L’exposition aux triptans pendant la grossesse est désormais bien analysée. A ce jour le nombre de malformation ne semble pas augmenté par la prise « accidentelle » de triptan. En pratique il ne faut pas encourager la prise de Triptans pendant la grossesse mais une prise accidentelle ou exceptionnelle ne doit pas inquiéter les femmes enceintes.

Traitements de fond

De nombreux traitements de fond sont employés, certains ont été étudiés avec succès lors de grandes études, d’autres n’ont subis que des études assez limitées. Il est important de connaître les effets secondaires principaux de chaque traitement et les dangers.
Aucun traitement médical n’est totalement anodin.

Pizotifène (Sanmigran) risque de crise de poids et de somnolence

Oxétorone (Nocertone) somnolence, risque de diarrhée (arrêt impératif)

Bétabloquants fatigue, bradycardie, intolérance à l’effort, cauchemars, asthme
Impuissance ( Propranolol (Avlocardyl) Métoprolol (Lopressor, Seloken)Timolol (Timacor)Aténolol (Ténormine) Nadolol Corgard))

Méthysergide (Désernil) prescription devenue exceptionnelle, pas d’association aux triptans,
Parfois nausées et vertiges rares, mais risque de fibrose rétro
Péritonéale (risque d’insuffisance rénale), le traitement ne doit pas
Dépasser 5 mois, puis arrêt un mois.

Flunarizine (Sibelium) prescription devenue exceptionnelle car risque majeur de prise de poids, faux Parkinson, dépression.

Amitriptyline (Laroxyl) prise de poids, somnolence, bouche sèche.

Indoramine (Vidora) nez sec, somnolence, éjaculation rétrograde.

Anti inflammatoire risque digestif en particulier ulcère d’estomac et gastrite , peu
acceptable en traitement de fond.

Valproate de sodium (Dépakine) nausées, prise de poids, tremblement, perte de cheveux,
Surveillance biologique du foie (transaminases). Les doses
efficaces sont souvent modérées.

Dihydroergotamine Très utilisée, sans effet secondaire, pas de risque d’ergotisme employée
Seule. Pas d’association avec les triptans.

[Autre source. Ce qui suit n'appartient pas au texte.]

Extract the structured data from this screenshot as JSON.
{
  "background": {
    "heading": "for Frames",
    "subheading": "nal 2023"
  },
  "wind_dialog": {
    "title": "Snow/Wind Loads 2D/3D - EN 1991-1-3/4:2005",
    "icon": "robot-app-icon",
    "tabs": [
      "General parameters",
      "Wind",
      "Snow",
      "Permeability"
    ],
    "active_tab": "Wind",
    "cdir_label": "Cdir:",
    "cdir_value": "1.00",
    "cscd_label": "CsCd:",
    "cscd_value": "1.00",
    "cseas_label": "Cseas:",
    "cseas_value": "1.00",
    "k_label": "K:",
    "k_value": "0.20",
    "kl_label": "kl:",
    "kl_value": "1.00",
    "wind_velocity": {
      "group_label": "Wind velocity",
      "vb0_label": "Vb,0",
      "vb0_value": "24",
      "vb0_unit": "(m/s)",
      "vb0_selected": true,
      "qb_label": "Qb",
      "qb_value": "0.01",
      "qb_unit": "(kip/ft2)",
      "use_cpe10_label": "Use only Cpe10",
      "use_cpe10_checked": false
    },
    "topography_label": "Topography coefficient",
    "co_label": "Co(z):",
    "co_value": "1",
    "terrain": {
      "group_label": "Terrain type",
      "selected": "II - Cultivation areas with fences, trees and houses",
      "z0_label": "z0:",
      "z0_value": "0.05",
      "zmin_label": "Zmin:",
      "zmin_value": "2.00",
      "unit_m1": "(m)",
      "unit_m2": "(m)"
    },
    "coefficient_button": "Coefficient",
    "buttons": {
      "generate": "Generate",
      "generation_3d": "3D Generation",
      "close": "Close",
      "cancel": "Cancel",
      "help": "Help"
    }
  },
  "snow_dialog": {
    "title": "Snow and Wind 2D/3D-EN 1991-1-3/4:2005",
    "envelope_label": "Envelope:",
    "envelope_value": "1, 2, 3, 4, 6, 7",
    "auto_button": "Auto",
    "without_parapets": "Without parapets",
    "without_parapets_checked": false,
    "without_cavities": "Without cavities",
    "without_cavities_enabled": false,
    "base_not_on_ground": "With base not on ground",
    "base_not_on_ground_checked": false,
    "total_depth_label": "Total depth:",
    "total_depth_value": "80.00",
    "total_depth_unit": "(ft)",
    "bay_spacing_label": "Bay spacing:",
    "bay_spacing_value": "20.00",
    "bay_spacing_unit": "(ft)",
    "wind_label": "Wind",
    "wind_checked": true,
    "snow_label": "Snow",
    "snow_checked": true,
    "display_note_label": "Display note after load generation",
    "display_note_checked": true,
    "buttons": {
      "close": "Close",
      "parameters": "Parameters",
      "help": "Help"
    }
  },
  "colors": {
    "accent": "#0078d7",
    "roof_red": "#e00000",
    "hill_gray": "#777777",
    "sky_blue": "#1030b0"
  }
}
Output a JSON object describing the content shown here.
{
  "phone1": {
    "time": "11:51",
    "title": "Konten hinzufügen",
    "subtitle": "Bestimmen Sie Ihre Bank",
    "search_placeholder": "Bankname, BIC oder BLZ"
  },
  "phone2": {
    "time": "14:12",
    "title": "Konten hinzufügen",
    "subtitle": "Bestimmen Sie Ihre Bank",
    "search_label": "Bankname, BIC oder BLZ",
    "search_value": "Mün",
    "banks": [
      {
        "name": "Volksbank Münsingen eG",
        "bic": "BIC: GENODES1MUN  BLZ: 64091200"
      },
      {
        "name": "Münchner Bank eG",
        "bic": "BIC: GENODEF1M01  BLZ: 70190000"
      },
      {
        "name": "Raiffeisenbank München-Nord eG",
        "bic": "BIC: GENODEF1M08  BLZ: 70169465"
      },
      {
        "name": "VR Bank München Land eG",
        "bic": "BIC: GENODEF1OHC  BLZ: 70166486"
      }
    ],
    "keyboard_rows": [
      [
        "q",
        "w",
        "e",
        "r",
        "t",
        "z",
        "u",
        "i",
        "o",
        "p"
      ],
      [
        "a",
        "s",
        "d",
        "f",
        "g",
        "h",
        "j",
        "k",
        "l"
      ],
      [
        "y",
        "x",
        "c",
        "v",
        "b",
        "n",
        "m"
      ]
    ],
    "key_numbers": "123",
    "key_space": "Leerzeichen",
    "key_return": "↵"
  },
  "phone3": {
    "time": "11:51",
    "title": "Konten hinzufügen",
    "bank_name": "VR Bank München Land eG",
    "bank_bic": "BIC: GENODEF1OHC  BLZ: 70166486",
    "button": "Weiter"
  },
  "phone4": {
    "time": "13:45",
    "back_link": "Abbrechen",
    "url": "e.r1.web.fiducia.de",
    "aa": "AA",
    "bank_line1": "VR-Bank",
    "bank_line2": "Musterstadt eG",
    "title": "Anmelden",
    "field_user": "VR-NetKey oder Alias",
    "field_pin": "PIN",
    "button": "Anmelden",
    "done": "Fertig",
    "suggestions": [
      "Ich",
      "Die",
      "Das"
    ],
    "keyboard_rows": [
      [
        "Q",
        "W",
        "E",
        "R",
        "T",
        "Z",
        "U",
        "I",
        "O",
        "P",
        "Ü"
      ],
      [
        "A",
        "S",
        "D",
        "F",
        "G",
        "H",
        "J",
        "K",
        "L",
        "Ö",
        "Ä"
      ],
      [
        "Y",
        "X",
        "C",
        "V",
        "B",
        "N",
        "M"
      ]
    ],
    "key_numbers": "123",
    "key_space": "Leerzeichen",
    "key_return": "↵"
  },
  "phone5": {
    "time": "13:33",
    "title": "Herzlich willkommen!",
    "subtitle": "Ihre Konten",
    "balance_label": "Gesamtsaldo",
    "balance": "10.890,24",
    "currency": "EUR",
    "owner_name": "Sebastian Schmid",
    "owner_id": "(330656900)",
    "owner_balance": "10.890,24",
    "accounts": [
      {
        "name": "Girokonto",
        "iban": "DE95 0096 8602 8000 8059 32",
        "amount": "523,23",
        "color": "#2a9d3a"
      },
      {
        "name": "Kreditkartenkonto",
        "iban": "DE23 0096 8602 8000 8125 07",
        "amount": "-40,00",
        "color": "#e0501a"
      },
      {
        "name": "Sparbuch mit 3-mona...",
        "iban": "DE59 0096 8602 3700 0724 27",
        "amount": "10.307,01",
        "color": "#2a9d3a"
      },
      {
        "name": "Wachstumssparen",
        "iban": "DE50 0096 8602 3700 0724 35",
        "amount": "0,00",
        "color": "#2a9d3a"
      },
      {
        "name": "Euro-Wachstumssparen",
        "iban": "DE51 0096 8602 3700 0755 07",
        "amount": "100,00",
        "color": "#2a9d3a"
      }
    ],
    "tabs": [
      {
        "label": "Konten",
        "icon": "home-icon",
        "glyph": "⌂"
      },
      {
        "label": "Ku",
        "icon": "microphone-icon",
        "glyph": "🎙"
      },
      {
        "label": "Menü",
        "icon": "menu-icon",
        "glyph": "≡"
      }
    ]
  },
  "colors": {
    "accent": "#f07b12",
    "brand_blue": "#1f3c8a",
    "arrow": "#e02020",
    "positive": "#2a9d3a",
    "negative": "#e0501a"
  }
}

Aspirine efficace en traitement de fond, en particulier dans les migraines avec aura. Risque
Digestif, risque hémorragique de l’aspirine.

Topiramate (Epitomax) nombreux effets secondaires, paresthésies, vertiges, troubles de concentration, irritabilité, dépression, colique néphrétique, myopie, perte de poids).

Carbamazepine (Tegretol) petite étude, peu employé

Utilisation de traitements neurologiques de la douleur possibles en cas d’inefficacité des antimigraineux ( Neurontin, Lyrica, Cymbalta, Deroxat).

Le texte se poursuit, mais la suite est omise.